I'm obviously interested to hear that others have carried things this far,
though the basic ideas all seem to have been around for a long time.  The
availability of things like the Takahashi transcription file (which
depends on the existence of the advanced EVA transcription scheme) and
easy access to simple text manipulation tools make it easier to follow up
on these ideas than it was for the wartime and postwar investigators.

> 	As in your example, the consonants are limited to trmhlp and
> you'll see that 't' is used far too often.

And in the first whack at this example I reversed p and t.  As it is, it
does sort of come across as a Finnish tongue-twister, doesn't it?  Of
course, there's a good chance that the repeated sho-forms really do
involve repeated roots, always supposing that the VMs isn't the world's
longest lorem ipsum text and that the concept of root makes some sort of
sense.  A possibility that occurs to me as meeting the root structure of
last bit would be something along the lines of "king of kings enters unto
his kingdom," though I don't mean to suggest this has anything to do with
the actual content.

> What we need is a way to increase the number of consonants. Vowel sets
> could obviously be as short as 3, but consonants will need at least a
> well-balanced distribution of '7' letters.
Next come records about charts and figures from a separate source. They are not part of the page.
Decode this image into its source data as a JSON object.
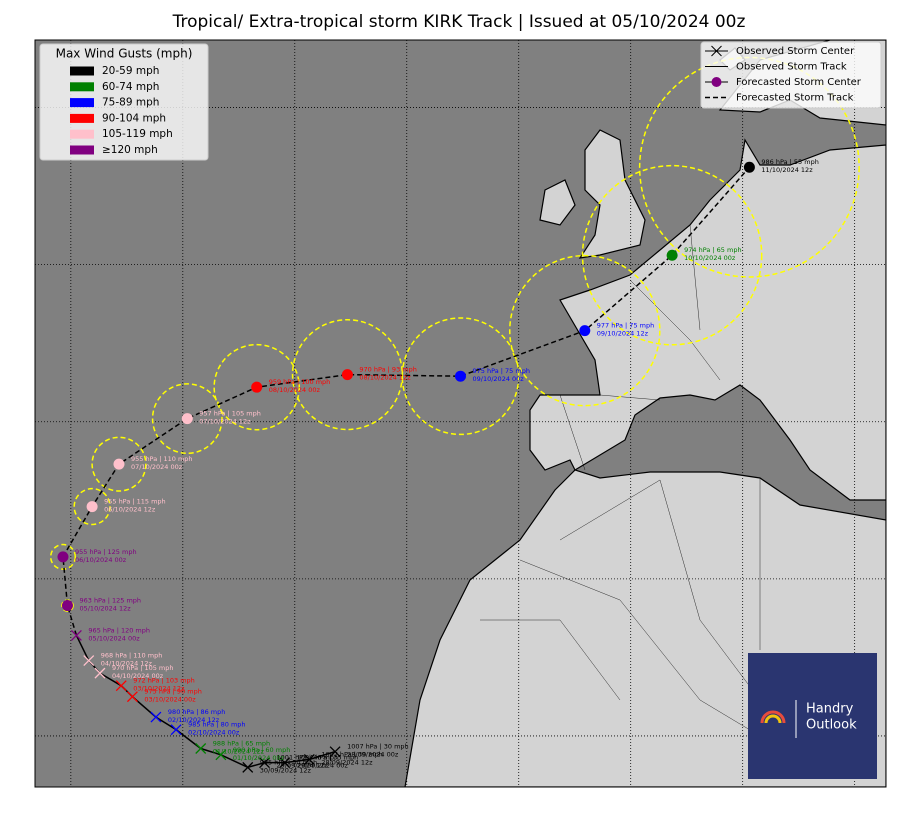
{
  "chart_data": {
    "type": "map",
    "title": "Tropical/ Extra-tropical storm KIRK Track | Issued at 05/10/2024 00z",
    "xlim": [
      -53.2,
      22.8
    ],
    "ylim": [
      16.75,
      64.3
    ],
    "xticks": [
      -50,
      -40,
      -30,
      -20,
      -10,
      0,
      10,
      20
    ],
    "yticks": [
      20,
      30,
      40,
      50,
      60
    ],
    "grid": true,
    "track_color": "#000000",
    "cone_color": "#ffff00",
    "wind_legend": {
      "title": "Max Wind Gusts (mph)",
      "items": [
        {
          "label": "20-59 mph",
          "color": "#000000"
        },
        {
          "label": "60-74 mph",
          "color": "#008000"
        },
        {
          "label": "75-89 mph",
          "color": "#0000ff"
        },
        {
          "label": "90-104 mph",
          "color": "#ff0000"
        },
        {
          "label": "105-119 mph",
          "color": "#ffc0cb"
        },
        {
          "label": "≥120 mph",
          "color": "#800080"
        }
      ]
    },
    "track_legend": {
      "items": [
        "Observed Storm Center",
        "Observed Storm Track",
        "Forecasted Storm Center",
        "Forecasted Storm Track"
      ],
      "center_color": "#800080"
    },
    "observed": {
      "lon": [
        -26.4,
        -28.7,
        -30.9,
        -32.7,
        -34.2,
        -36.6,
        -38.4,
        -40.6,
        -42.4,
        -44.5,
        -45.5,
        -47.4,
        -48.4,
        -49.5
      ],
      "lat": [
        19.0,
        18.5,
        18.3,
        18.3,
        18.0,
        18.8,
        19.2,
        20.4,
        21.2,
        22.5,
        23.2,
        24.0,
        24.8,
        26.4
      ],
      "colors": [
        "#000000",
        "#000000",
        "#000000",
        "#000000",
        "#000000",
        "#008000",
        "#008000",
        "#0000ff",
        "#0000ff",
        "#ff0000",
        "#ff0000",
        "#ffc0cb",
        "#ffc0cb",
        "#800080"
      ],
      "labels": [
        "1007 hPa | 30 mph",
        "1007 hPa | 30 mph",
        "1004 hPa | 35 mph",
        "1001 hPa | 40 mph",
        "995 hPa | 50 mph",
        "990 hPa | 60 mph",
        "988 hPa | 65 mph",
        "985 hPa | 80 mph",
        "980 hPa | 86 mph",
        "975 hPa | 90 mph",
        "972 hPa | 103 mph",
        "970 hPa | 105 mph",
        "968 hPa | 110 mph",
        "965 hPa | 120 mph"
      ],
      "times": [
        "28/09/2024 00z",
        "28/09/2024 12z",
        "29/09/2024 00z",
        "29/09/2024 12z",
        "30/09/2024 12z",
        "01/10/2024 00z",
        "01/10/2024 12z",
        "02/10/2024 00z",
        "02/10/2024 12z",
        "03/10/2024 00z",
        "03/10/2024 12z",
        "04/10/2024 00z",
        "04/10/2024 12z",
        "05/10/2024 00z"
      ]
    },
    "forecast": {
      "lon": [
        -50.3,
        -50.7,
        -48.1,
        -45.7,
        -39.6,
        -33.4,
        -25.3,
        -15.2,
        -4.1,
        3.7,
        10.6
      ],
      "lat": [
        28.3,
        31.4,
        34.6,
        37.3,
        40.2,
        42.2,
        43.0,
        42.9,
        45.8,
        50.6,
        56.2
      ],
      "cone_radius": [
        0.5,
        1.1,
        1.6,
        2.4,
        3.1,
        3.8,
        4.9,
        5.2,
        6.7,
        8.0,
        9.8
      ],
      "colors": [
        "#800080",
        "#800080",
        "#ffc0cb",
        "#ffc0cb",
        "#ffc0cb",
        "#ff0000",
        "#ff0000",
        "#0000ff",
        "#0000ff",
        "#008000",
        "#000000"
      ],
      "labels": [
        "963 hPa | 125 mph",
        "955 hPa | 125 mph",
        "955 hPa | 115 mph",
        "955 hPa | 110 mph",
        "957 hPa | 105 mph",
        "959 hPa | 100 mph",
        "970 hPa | 93 mph",
        "975 hPa | 75 mph",
        "977 hPa | 75 mph",
        "974 hPa | 65 mph",
        "986 hPa | 55 mph"
      ],
      "times": [
        "05/10/2024 12z",
        "06/10/2024 00z",
        "06/10/2024 12z",
        "07/10/2024 00z",
        "07/10/2024 12z",
        "08/10/2024 00z",
        "08/10/2024 12z",
        "09/10/2024 00z",
        "09/10/2024 12z",
        "10/10/2024 00z",
        "11/10/2024 12z"
      ]
    }
  },
  "logo": {
    "line1": "Handry",
    "line2": "Outlook"
  }
}
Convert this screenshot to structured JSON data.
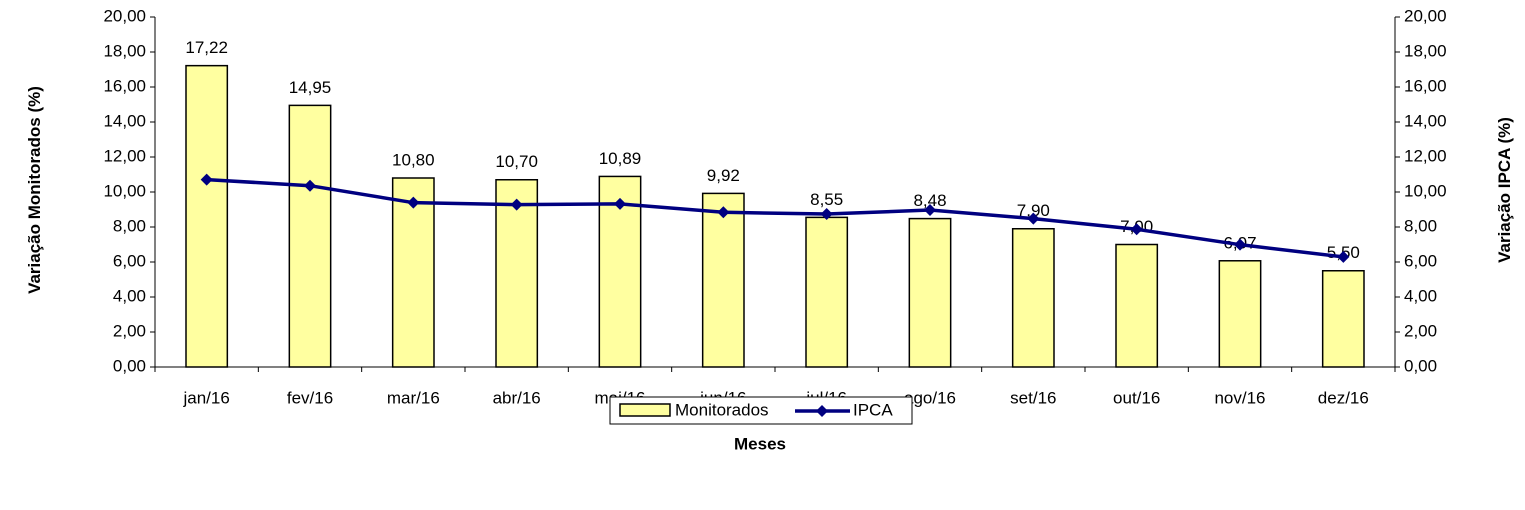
{
  "chart_data": {
    "type": "bar",
    "xlabel": "Meses",
    "ylabel": "Variação Monitorados (%)",
    "y2label": "Variação IPCA (%)",
    "categories": [
      "jan/16",
      "fev/16",
      "mar/16",
      "abr/16",
      "mai/16",
      "jun/16",
      "jul/16",
      "ago/16",
      "set/16",
      "out/16",
      "nov/16",
      "dez/16"
    ],
    "series": [
      {
        "name": "Monitorados",
        "type": "bar",
        "color": "#ffffa0",
        "values": [
          17.22,
          14.95,
          10.8,
          10.7,
          10.89,
          9.92,
          8.55,
          8.48,
          7.9,
          7.0,
          6.07,
          5.5
        ],
        "value_labels": [
          "17,22",
          "14,95",
          "10,80",
          "10,70",
          "10,89",
          "9,92",
          "8,55",
          "8,48",
          "7,90",
          "7,00",
          "6,07",
          "5,50"
        ]
      },
      {
        "name": "IPCA",
        "type": "line",
        "color": "#000080",
        "axis": "y2",
        "values": [
          10.71,
          10.36,
          9.39,
          9.28,
          9.32,
          8.84,
          8.74,
          8.97,
          8.48,
          7.87,
          6.99,
          6.29
        ]
      }
    ],
    "ylim": [
      0,
      20
    ],
    "yticks": [
      {
        "value": 0,
        "label": "0,00"
      },
      {
        "value": 2,
        "label": "2,00"
      },
      {
        "value": 4,
        "label": "4,00"
      },
      {
        "value": 6,
        "label": "6,00"
      },
      {
        "value": 8,
        "label": "8,00"
      },
      {
        "value": 10,
        "label": "10,00"
      },
      {
        "value": 12,
        "label": "12,00"
      },
      {
        "value": 14,
        "label": "14,00"
      },
      {
        "value": 16,
        "label": "16,00"
      },
      {
        "value": 18,
        "label": "18,00"
      },
      {
        "value": 20,
        "label": "20,00"
      }
    ],
    "y2lim": [
      0,
      20
    ],
    "y2ticks": [
      {
        "value": 0,
        "label": "0,00"
      },
      {
        "value": 2,
        "label": "2,00"
      },
      {
        "value": 4,
        "label": "4,00"
      },
      {
        "value": 6,
        "label": "6,00"
      },
      {
        "value": 8,
        "label": "8,00"
      },
      {
        "value": 10,
        "label": "10,00"
      },
      {
        "value": 12,
        "label": "12,00"
      },
      {
        "value": 14,
        "label": "14,00"
      },
      {
        "value": 16,
        "label": "16,00"
      },
      {
        "value": 18,
        "label": "18,00"
      },
      {
        "value": 20,
        "label": "20,00"
      }
    ],
    "grid": false,
    "legend": "bottom"
  }
}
Well, the consonants of Latin are really just pbfm tdsn cg hrl, which is a
pretty sparse system.  Q and x are kw and ks.  V/w and y are written with
u and i.  H might be regarded as silent by some later writers.  Some
additional letters are used to write Greek loans.  Medieval and modern
Western European languages tends to be rather more complex and prolific
phonologically.  We're pretty close to having enough symbols, but the
frequency distributions do seem to be a problem.  It makes you wonder if
some subtle points have been missed in the transcription, though I
rather doubt that.

I've done some tentative experiments with trying to render Latin into
Voynich, trying to put my finger on what's wrong, but haven't gotten far
with them.

> unfortunately this is the result of tossing in arbitrary consonants without
> any rules, but the idea of assigning vowel/consonants to the glyphs has this
> major (in my opinion) flaw.

Yes, I didn't put any care into selecting substitutions here, of course,
since I just wanted to provide something that was a bit easier to grasp
mentally than CVCVCV.  The latter also tends to hide the sameness of
consonants by exagerating it.

> I'd love to hear a workable rule that helps increase the consonant set.

Well, if you leave o as o, then you get oae+ and oai+ sets, etc., but I
didn't think the distributions were remarkably better, and o(o) seemed to
be pretty freely occurring on the initial boundary of the a?(e+|i+)
sequences, so I figured it was more likely to be another CV syllable.